Two cards are drawn from a well shuffled pack of 52 cards. Find the probability that either both are black or both are kings.

Answer 1

Let S be the sample space.
Then n(S) = number of ways of drawing two cards out of 52 = ⁵²C₂
Let E₁ = event in which both the cards are black cards
and E₂ = event in which both the cards are kings.
Then (E₁∩ E₂) = event of getting two black kings
i.e. n(E₁) = number of ways of drawing two black cards out of the black cards = ²⁶C₂
n(E₂) = number of ways of drawing two kings out of four kings = ⁴C₂
∴ n(E₁∩ E₂) = number of ways of drawing two black kings out of two kings = ²C₂ = 1
Thus,

\[P\left( E_1 \right) = \frac{n\left( E_1 \right)}{n\left( S \right)} = \frac{^{26}{}{C}_2}{^{52}{}{C}_2}; P\left( E_2 \right) = \frac{n\left( E_2 \right)}{n\left( S \right)} = \frac{^{4}{}{C}_2}{^{52}{}{C}_2}\] and  \[P\left( E_1 \cap E_2 \right) = \frac{n\left( E_1 \cap E_2 \right)}{n\left( S \right)} = \frac{1}{^{52}{}{C}_2}\]

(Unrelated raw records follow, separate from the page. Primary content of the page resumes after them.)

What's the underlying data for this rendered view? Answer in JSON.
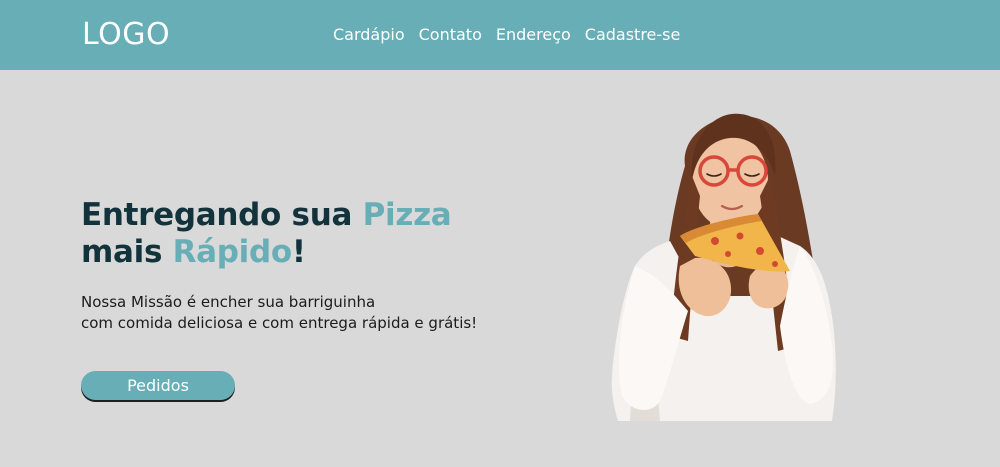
{
  "header": {
    "logo": "LOGO",
    "nav": [
      {
        "label": "Cardápio"
      },
      {
        "label": "Contato"
      },
      {
        "label": "Endereço"
      },
      {
        "label": "Cadastre-se"
      }
    ]
  },
  "hero": {
    "title_part1": "Entregando sua ",
    "title_accent1": "Pizza",
    "title_part2": "mais ",
    "title_accent2": "Rápido",
    "title_part3": "!",
    "subtitle_line1": "Nossa Missão é encher sua barriguinha",
    "subtitle_line2": "com comida deliciosa e com entrega rápida e grátis!",
    "cta_label": "Pedidos"
  },
  "colors": {
    "header_bg": "#67aeb7",
    "page_bg": "#d9d9d9",
    "accent": "#67aeb7",
    "title_dark": "#12333b"
  }
}
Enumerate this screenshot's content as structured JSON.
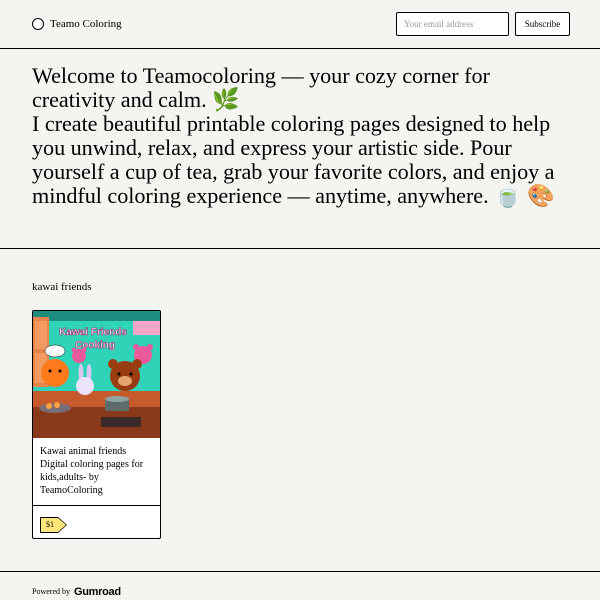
{
  "header": {
    "brand_name": "Teamo Coloring",
    "email_placeholder": "Your email address",
    "subscribe_label": "Subscribe"
  },
  "hero": {
    "lines": [
      "Welcome to Teamocoloring — your cozy corner for creativity and calm. 🌿",
      "I create beautiful printable coloring pages designed to help you unwind, relax, and express your artistic side. Pour yourself a cup of tea, grab your favorite colors, and enjoy a mindful coloring experience — anytime, anywhere. 🍵 🎨"
    ]
  },
  "section": {
    "title": "kawai friends"
  },
  "products": [
    {
      "thumbnail_title_1": "Kawai Friends",
      "thumbnail_title_2": "Cooking",
      "name": "Kawai animal friends Digital coloring pages for kids,adults- by TeamoColoring",
      "price": "$1"
    }
  ],
  "footer": {
    "powered_by": "Powered by",
    "brand": "Gumroad"
  },
  "colors": {
    "background": "#f4f4f0",
    "price_tag": "#ffe57a",
    "border": "#000000"
  }
}
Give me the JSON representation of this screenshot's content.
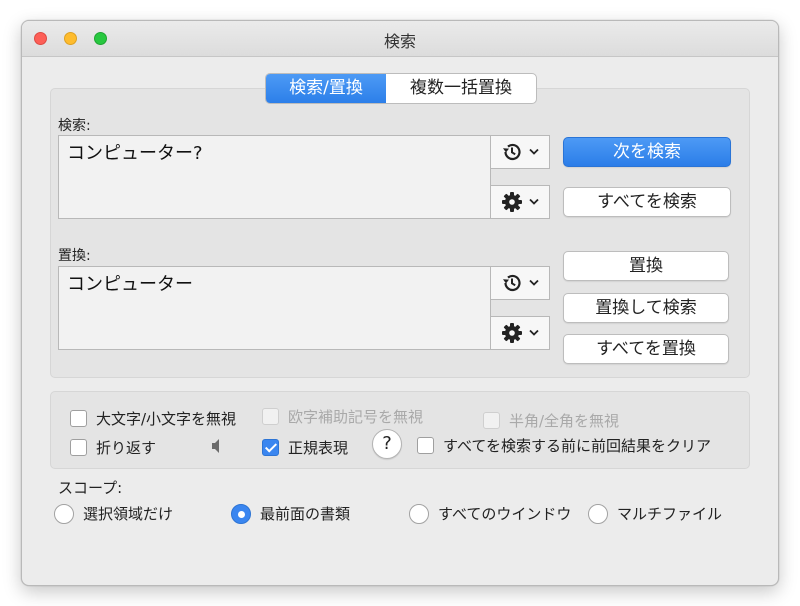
{
  "window": {
    "title": "検索"
  },
  "tabs": [
    {
      "label": "検索/置換",
      "active": true
    },
    {
      "label": "複数一括置換",
      "active": false
    }
  ],
  "search": {
    "label": "検索:",
    "value": "コンピューター?",
    "next_button": "次を検索",
    "all_button": "すべてを検索"
  },
  "replace": {
    "label": "置換:",
    "value": "コンピューター",
    "replace_button": "置換",
    "replace_find_button": "置換して検索",
    "replace_all_button": "すべてを置換"
  },
  "options": {
    "case_insensitive": {
      "label": "大文字/小文字を無視",
      "checked": false,
      "enabled": true
    },
    "ignore_diacritics": {
      "label": "欧字補助記号を無視",
      "checked": false,
      "enabled": false
    },
    "ignore_width": {
      "label": "半角/全角を無視",
      "checked": false,
      "enabled": false
    },
    "wrap": {
      "label": "折り返す",
      "checked": false,
      "enabled": true
    },
    "regex": {
      "label": "正規表現",
      "checked": true,
      "enabled": true
    },
    "help": "?",
    "clear_before": {
      "label": "すべてを検索する前に前回結果をクリア",
      "checked": false,
      "enabled": true
    }
  },
  "scope": {
    "label": "スコープ:",
    "items": [
      {
        "label": "選択領域だけ",
        "selected": false
      },
      {
        "label": "最前面の書類",
        "selected": true
      },
      {
        "label": "すべてのウインドウ",
        "selected": false
      },
      {
        "label": "マルチファイル",
        "selected": false
      }
    ]
  },
  "colors": {
    "accent": "#3a86f0",
    "close": "#fd5f57",
    "minimize": "#febc2e",
    "maximize": "#28c840"
  }
}
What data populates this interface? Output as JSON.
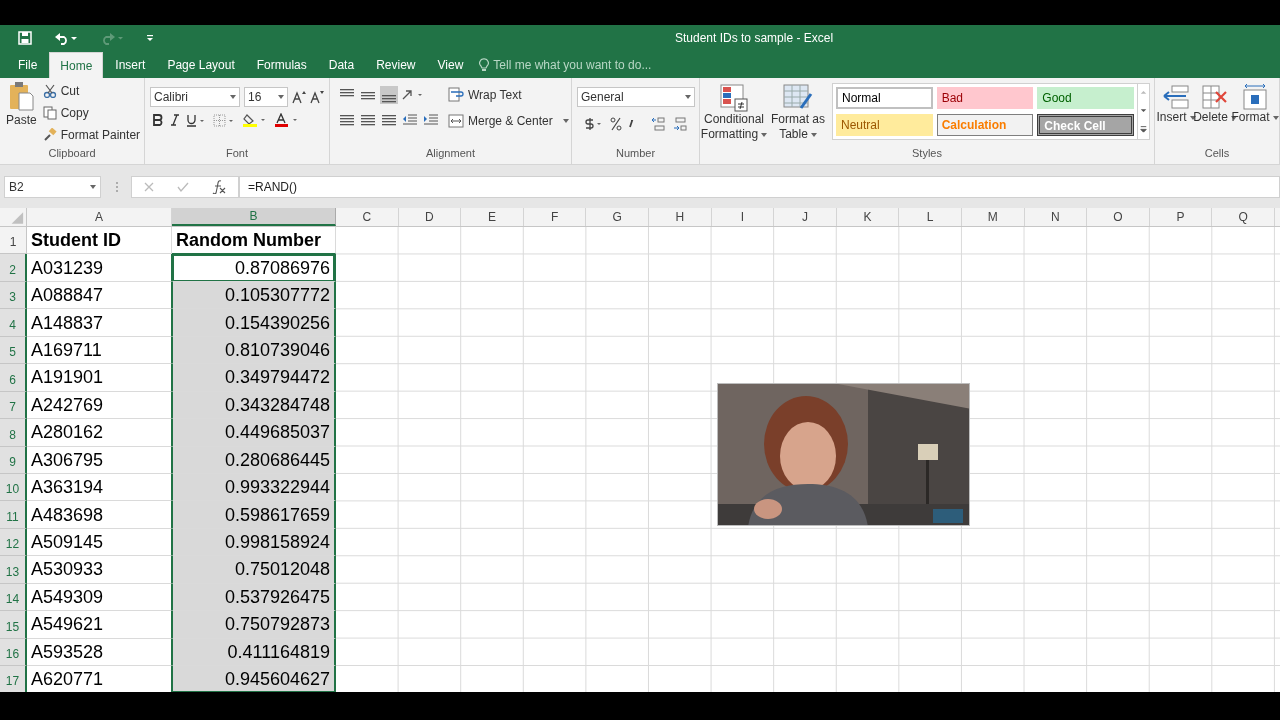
{
  "window": {
    "title": "Student IDs to sample - Excel"
  },
  "tabs": [
    {
      "label": "File",
      "selected": false
    },
    {
      "label": "Home",
      "selected": true
    },
    {
      "label": "Insert",
      "selected": false
    },
    {
      "label": "Page Layout",
      "selected": false
    },
    {
      "label": "Formulas",
      "selected": false
    },
    {
      "label": "Data",
      "selected": false
    },
    {
      "label": "Review",
      "selected": false
    },
    {
      "label": "View",
      "selected": false
    }
  ],
  "tell_me": {
    "placeholder": "Tell me what you want to do..."
  },
  "ribbon": {
    "clipboard": {
      "label": "Clipboard",
      "paste": "Paste",
      "cut": "Cut",
      "copy": "Copy",
      "format_painter": "Format Painter"
    },
    "font": {
      "label": "Font",
      "font_name": "Calibri",
      "font_size": "16"
    },
    "alignment": {
      "label": "Alignment",
      "wrap_text": "Wrap Text",
      "merge_center": "Merge & Center"
    },
    "number": {
      "label": "Number",
      "format": "General"
    },
    "styles": {
      "label": "Styles",
      "conditional_formatting": [
        "Conditional",
        "Formatting"
      ],
      "format_as_table": [
        "Format as",
        "Table"
      ],
      "cell_styles": [
        {
          "name": "Normal",
          "kind": "normal"
        },
        {
          "name": "Bad",
          "kind": "bad"
        },
        {
          "name": "Good",
          "kind": "good"
        },
        {
          "name": "Neutral",
          "kind": "neutral"
        },
        {
          "name": "Calculation",
          "kind": "calculation"
        },
        {
          "name": "Check Cell",
          "kind": "check"
        }
      ]
    },
    "cells": {
      "label": "Cells",
      "insert": "Insert",
      "delete": "Delete",
      "format": "Format"
    }
  },
  "formula_bar": {
    "name_box": "B2",
    "formula": "=RAND()"
  },
  "columns": [
    {
      "label": "A",
      "selected": false
    },
    {
      "label": "B",
      "selected": true
    },
    {
      "label": "C",
      "selected": false
    },
    {
      "label": "D",
      "selected": false
    },
    {
      "label": "E",
      "selected": false
    },
    {
      "label": "F",
      "selected": false
    },
    {
      "label": "G",
      "selected": false
    },
    {
      "label": "H",
      "selected": false
    },
    {
      "label": "I",
      "selected": false
    },
    {
      "label": "J",
      "selected": false
    },
    {
      "label": "K",
      "selected": false
    },
    {
      "label": "L",
      "selected": false
    },
    {
      "label": "M",
      "selected": false
    },
    {
      "label": "N",
      "selected": false
    },
    {
      "label": "O",
      "selected": false
    },
    {
      "label": "P",
      "selected": false
    },
    {
      "label": "Q",
      "selected": false
    }
  ],
  "rows": [
    {
      "number": "1",
      "kind": "header",
      "cells": [
        "Student ID",
        "Random Number"
      ],
      "selected": false,
      "active": false
    },
    {
      "number": "2",
      "kind": "data",
      "cells": [
        "A031239",
        "0.87086976"
      ],
      "selected": true,
      "active": true
    },
    {
      "number": "3",
      "kind": "data",
      "cells": [
        "A088847",
        "0.105307772"
      ],
      "selected": true,
      "active": false
    },
    {
      "number": "4",
      "kind": "data",
      "cells": [
        "A148837",
        "0.154390256"
      ],
      "selected": true,
      "active": false
    },
    {
      "number": "5",
      "kind": "data",
      "cells": [
        "A169711",
        "0.810739046"
      ],
      "selected": true,
      "active": false
    },
    {
      "number": "6",
      "kind": "data",
      "cells": [
        "A191901",
        "0.349794472"
      ],
      "selected": true,
      "active": false
    },
    {
      "number": "7",
      "kind": "data",
      "cells": [
        "A242769",
        "0.343284748"
      ],
      "selected": true,
      "active": false
    },
    {
      "number": "8",
      "kind": "data",
      "cells": [
        "A280162",
        "0.449685037"
      ],
      "selected": true,
      "active": false
    },
    {
      "number": "9",
      "kind": "data",
      "cells": [
        "A306795",
        "0.280686445"
      ],
      "selected": true,
      "active": false
    },
    {
      "number": "10",
      "kind": "data",
      "cells": [
        "A363194",
        "0.993322944"
      ],
      "selected": true,
      "active": false
    },
    {
      "number": "11",
      "kind": "data",
      "cells": [
        "A483698",
        "0.598617659"
      ],
      "selected": true,
      "active": false
    },
    {
      "number": "12",
      "kind": "data",
      "cells": [
        "A509145",
        "0.998158924"
      ],
      "selected": true,
      "active": false
    },
    {
      "number": "13",
      "kind": "data",
      "cells": [
        "A530933",
        "0.75012048"
      ],
      "selected": true,
      "active": false
    },
    {
      "number": "14",
      "kind": "data",
      "cells": [
        "A549309",
        "0.537926475"
      ],
      "selected": true,
      "active": false
    },
    {
      "number": "15",
      "kind": "data",
      "cells": [
        "A549621",
        "0.750792873"
      ],
      "selected": true,
      "active": false
    },
    {
      "number": "16",
      "kind": "data",
      "cells": [
        "A593528",
        "0.411164819"
      ],
      "selected": true,
      "active": false
    },
    {
      "number": "17",
      "kind": "data",
      "cells": [
        "A620771",
        "0.945604627"
      ],
      "selected": true,
      "active": false
    }
  ]
}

∴ P(drawing both red cards or both kings) = P(E₁or  E₂)
                                                                = P(E₁∪ E₂)
                                                                = P(E₁) + P(E₂) -P( E₁∩ E₂)
                                                                =\[\left( \frac{^{26}{}{C}_2}{^{52}{}{C}_2} + \frac{^{4}{}{C}_2}{^{52}{}{C}_2} - \frac{1}{^{52}{}{C}_2} \right)\]

                                                                = \[\frac{\left( ^{26}{}{C}_2 + ^{4}{}{C}_2 - 1 \right)}{^{52}{}{C}_2}\]

                                                                = \[\frac{\left( 326 + 6 + 1 \right)}{1326} = \frac{330}{1326} = \frac{55}{221}\]

Hence, the required probability is \[\frac{55}{221}\] .